Брага расплескалась из стаканов
- Господи, если ты есть, прости нас,- прошептал самый младший из них, Антоша.
Двое других с ужасом уставились на приоткрытую дверь, не в силах вымолвить ни слова. Дверь заскрипела еще больше, и перед ними предстал вновь явившийся на свет утопленник, мокрый, с безумными от страха глазами, бледнозеленым лицом и налипшими на голове водорослями. Он стоял на коленях и пытался что-то сказать опухшими и посиневшими от холода губами.
- У-а-а! Нечистая сила! - истошно завопил Гришаня.
- Покойник! - в тон ему вторил Герасим.
Антоша что-то невнятно шевелил губами, глаза его закатились и он упал.
Гришаня и Герасим пытались броситься к двери, но не смогли. Страх пригвоздил их к месту. У Гришани ритмично стучали зубы, рука никак не хотела опустить стакан с брагой, но стакан уже был пустой. Несчастный стукач Серега с искривленной как у идиота улыбкой и брызжущей изо рта слюной пытался что-то сказать и подползал все ближе...
- Братцы, - чуть донеслось до них его невнятное бормотание,- простите...
Но этих слов его никто уже не услышал. Младший лежал уже на палубе в беспамятстве. Двое других, оторвавшись наконец от своих мест, сбив стоявшего на коленях, дрожащего от страха Серегу, выбросились на палубу. Отчаянно завывая, они бросились к жилым помещениям, переполошив весь экипаж. Их быстро “успокоили” и закрыли в каютах. Антошу еще долго откачивали в лазарете, пока он не отошел.

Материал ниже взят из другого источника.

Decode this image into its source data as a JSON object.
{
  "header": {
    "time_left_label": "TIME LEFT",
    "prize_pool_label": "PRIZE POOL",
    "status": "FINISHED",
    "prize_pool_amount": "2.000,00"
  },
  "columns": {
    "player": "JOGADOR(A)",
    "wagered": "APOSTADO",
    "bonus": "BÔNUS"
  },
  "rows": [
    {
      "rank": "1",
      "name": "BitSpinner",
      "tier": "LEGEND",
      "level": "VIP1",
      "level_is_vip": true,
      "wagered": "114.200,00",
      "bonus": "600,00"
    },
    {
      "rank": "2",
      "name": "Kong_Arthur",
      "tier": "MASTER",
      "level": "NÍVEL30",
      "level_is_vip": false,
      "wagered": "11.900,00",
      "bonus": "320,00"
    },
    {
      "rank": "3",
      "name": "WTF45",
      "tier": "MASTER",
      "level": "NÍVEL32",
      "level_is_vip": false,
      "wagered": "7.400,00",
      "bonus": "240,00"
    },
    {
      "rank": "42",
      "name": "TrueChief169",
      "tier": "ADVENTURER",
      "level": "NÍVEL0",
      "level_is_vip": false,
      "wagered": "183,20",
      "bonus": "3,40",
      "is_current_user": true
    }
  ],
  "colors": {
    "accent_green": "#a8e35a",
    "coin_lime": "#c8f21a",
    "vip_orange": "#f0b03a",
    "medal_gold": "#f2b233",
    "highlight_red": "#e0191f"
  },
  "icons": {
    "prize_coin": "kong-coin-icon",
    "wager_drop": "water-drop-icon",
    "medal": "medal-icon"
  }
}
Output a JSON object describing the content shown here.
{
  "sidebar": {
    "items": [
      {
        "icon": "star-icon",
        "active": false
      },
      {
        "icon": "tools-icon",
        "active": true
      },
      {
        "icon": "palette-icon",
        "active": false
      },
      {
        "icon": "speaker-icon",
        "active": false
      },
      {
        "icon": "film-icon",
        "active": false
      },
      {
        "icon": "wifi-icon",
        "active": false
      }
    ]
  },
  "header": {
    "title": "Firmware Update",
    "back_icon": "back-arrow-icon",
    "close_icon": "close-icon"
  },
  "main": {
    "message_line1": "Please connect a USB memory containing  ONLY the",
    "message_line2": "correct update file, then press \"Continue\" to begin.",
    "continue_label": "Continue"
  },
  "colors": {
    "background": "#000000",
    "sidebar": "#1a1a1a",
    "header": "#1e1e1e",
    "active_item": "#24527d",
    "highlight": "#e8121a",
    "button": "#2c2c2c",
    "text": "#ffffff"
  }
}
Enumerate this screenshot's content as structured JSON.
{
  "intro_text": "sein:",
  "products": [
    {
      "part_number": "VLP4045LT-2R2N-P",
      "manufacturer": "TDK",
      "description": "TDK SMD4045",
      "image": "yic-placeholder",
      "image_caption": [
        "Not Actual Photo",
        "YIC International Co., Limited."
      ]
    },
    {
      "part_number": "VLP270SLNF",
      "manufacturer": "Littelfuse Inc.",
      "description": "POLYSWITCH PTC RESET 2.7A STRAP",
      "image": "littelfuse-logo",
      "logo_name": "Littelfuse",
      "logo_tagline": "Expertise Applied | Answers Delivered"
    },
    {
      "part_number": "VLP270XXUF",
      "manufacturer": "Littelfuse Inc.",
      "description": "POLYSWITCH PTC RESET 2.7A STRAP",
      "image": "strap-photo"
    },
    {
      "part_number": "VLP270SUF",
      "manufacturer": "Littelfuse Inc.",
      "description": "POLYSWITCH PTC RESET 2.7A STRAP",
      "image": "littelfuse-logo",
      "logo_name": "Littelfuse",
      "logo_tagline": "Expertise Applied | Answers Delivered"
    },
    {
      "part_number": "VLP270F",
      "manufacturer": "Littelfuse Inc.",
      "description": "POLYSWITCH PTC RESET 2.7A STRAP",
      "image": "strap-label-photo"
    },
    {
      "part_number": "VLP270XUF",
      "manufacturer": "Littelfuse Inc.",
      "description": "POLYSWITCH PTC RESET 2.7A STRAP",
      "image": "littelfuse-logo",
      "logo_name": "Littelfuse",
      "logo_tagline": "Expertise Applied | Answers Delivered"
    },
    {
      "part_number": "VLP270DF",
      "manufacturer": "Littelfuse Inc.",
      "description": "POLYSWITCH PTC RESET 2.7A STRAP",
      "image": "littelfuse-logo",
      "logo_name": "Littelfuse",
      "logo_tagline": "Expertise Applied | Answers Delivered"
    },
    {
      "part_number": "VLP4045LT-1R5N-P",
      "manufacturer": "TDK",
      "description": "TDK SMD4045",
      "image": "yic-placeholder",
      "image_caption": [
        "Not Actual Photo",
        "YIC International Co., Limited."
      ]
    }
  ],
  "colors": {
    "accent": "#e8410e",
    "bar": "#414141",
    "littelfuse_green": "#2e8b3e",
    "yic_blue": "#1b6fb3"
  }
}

А стукач в себя так и не пришел. Он перед каждым членом команды бросался на колени, бился головой об пол и что-то бормотал, вроде как просил прощения. В конце концов его заперли в отдельную каюту, пока судно не пришло в родной порт. Скоро их всех положили в психбольницу. Прошел слух, что и там Гришаня и Герасим пытались привести в исполнение свой приговор. Однако условия в больнице совсем другие. Там за ними строго приглядывали. Так что их преступная акция в больнице провалилась. А Серегу скоро выпустили.
Я видел его молчаливым, голодным и обнищавшим. На этом этапе новой жизни, со своими стукаческими талантами он оказался невостребованным. А Гришаня и Герасим, после освобождения быстро нашли себе место в какой-то бандитсткой группировке. Впрочем, говорят, что их посадили. Времена уже пришли другие.
Как я бросил курить.
В первый раз я закурил в седьмом классе. Во дворе школы здоровые парни из 10 класса всунули мне в рот горящую сигарету со словами: “Будь мужчиной”.
Но мужчиной я не стал. Я закашлялся, и меня чуть не вырвало. После этого я долго не мог переносить табачный дым.
По-настоящему я закурил в какой-то праздник уже после школы. Самоотверженно выкурил в компании сигарету, красуясь как петух на шесте курятника... и потом пошло, поехало. Неоднократно я “бросал” курить, точнее забывал. Организм был еще здоровый, зависимости я не ощущал. Однако мне нравилось, как курили мои любимые герои фильмов. Я пытался подражать им, красуясь перед хорошенькой девчонкой из 10-го “Б” класса моей школы. И, как мне казалось, она благосклонно поглядывала на меня, особенно когда я небрежно крутил между пальцами болгарскую сигарету, закуривая и пуская дым кольцами. Ах, каким я себе казался неотразимым!
И каким был для меня удар, когда эта негодная обманщица (не такая же она была и красавица) ушла с другим парнем, причем некурящим.
С горя я хотел бросить курить. Но было уже поздно. Начался процесс привыкания. Правда, я всякий раз убеждал себя, что всегда могу бросить курить. Даже на какое-то время бросал, но потом снова в теплой компании за бутылкой вина, в клубах сигаретного дыма, я опять закуривал... Скоро я понял, что обманываю себя и родителей, когда говорил себе и им что могу бросить курить.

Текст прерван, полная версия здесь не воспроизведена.